Joanna Wardwell-Ozgo figures to work backward when determining the causes of cancer.
The Kennesaw State University assistant professor of molecular and cellular biology recently earned a $720,000 grant from the National Institutes of Health that will strengthen undergraduate research in the College of Science and Mathematics while seeking clues about the hormonal control of cancer.
"This project involves getting at the beginnings of various diseases with the help of groundbreaking research involving our students, and that elevates KSU's research profile," Wardwell-Ozgo said.
Wardwell-Ozgo seeks to determine what happens to a cell when hormones bind to proteins called receptors, which creates different effects in different parts of the body. In puberty for example, different tissues receive the same hormone and each tissue reacts differently.
With hormone pathways, you might grow, you might die, you might change. It's variable. This grant will investigate the nuance and complexity of this pathway and try to better understand how that one message is causing all these different tissue-specific occurrences to happen."

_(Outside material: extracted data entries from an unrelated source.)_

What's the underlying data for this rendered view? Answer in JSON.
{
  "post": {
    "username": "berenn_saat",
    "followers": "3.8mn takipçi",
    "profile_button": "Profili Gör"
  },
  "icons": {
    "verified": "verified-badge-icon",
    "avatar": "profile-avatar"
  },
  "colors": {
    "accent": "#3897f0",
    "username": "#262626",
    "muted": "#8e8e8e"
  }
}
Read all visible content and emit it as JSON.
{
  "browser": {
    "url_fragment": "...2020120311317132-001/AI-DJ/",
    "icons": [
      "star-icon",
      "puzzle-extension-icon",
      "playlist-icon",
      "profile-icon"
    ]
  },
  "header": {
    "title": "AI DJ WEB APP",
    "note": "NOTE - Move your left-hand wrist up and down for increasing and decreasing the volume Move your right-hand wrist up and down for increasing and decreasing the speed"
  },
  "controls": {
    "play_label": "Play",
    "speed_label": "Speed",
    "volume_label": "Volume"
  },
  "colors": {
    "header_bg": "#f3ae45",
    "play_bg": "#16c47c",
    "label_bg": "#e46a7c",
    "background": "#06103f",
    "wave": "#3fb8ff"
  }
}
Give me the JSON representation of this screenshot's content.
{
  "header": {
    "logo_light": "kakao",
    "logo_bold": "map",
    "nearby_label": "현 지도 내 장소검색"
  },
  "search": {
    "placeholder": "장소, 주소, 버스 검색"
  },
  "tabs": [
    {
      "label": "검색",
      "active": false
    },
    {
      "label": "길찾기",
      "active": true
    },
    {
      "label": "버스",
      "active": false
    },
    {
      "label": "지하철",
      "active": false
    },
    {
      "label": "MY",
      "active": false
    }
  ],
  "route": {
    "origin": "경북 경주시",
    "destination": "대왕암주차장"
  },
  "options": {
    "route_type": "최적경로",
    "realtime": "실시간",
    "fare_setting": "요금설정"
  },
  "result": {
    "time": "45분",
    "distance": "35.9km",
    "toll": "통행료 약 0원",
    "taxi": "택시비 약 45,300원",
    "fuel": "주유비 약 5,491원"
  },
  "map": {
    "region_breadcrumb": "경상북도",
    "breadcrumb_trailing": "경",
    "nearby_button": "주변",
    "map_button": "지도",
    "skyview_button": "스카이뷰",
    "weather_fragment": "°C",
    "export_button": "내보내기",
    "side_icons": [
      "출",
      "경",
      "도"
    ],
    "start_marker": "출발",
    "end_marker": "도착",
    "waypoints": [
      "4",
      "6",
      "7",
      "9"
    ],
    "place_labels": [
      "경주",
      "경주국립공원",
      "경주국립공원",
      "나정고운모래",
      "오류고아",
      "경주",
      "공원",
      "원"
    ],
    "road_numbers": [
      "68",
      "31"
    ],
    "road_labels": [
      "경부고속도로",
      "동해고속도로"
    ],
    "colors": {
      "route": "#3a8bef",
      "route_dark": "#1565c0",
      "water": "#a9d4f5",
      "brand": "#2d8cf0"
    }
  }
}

Joanna Wardwell-Ozgo, assistant professor of molecular and cellular biology, Kennesaw State University
Her lab focuses on hormone signaling during development and disease – what goes wrong during those early phases, and how those malformations affect life afterward. After earning her doctorate from the Baylor College of Medicine in Houston, Wardwell-Ozgo served a postdoctoral fellowship in the cell biology department at the Emory University College of Medicine. There, she learned about the importance of hormones for cellular growth and realized there are large gaps in our understanding of this relationship set her professional course.
"I discovered more and more that we actually don't know what hormones are doing in development," she said. "Until we understand fully what's going on in development, it's hard to study a disease and fully understand the mechanism and the driving force behind that disease."
The grant has a component for undergraduate research as well, a fond topic for Wardwell-Ozgo. As a former biology major, she thought the only path to a career in science was through medicine, until she conducted research as an undergraduate. She found a place where she could indulge her curiosity by asking questions and then seeing the result.
"I greatly value undergraduate research experience," she said. "I also feel like I'm paying it forward by providing opportunities for students like me to get exposure and get introduced to this wild and wonderful world of science."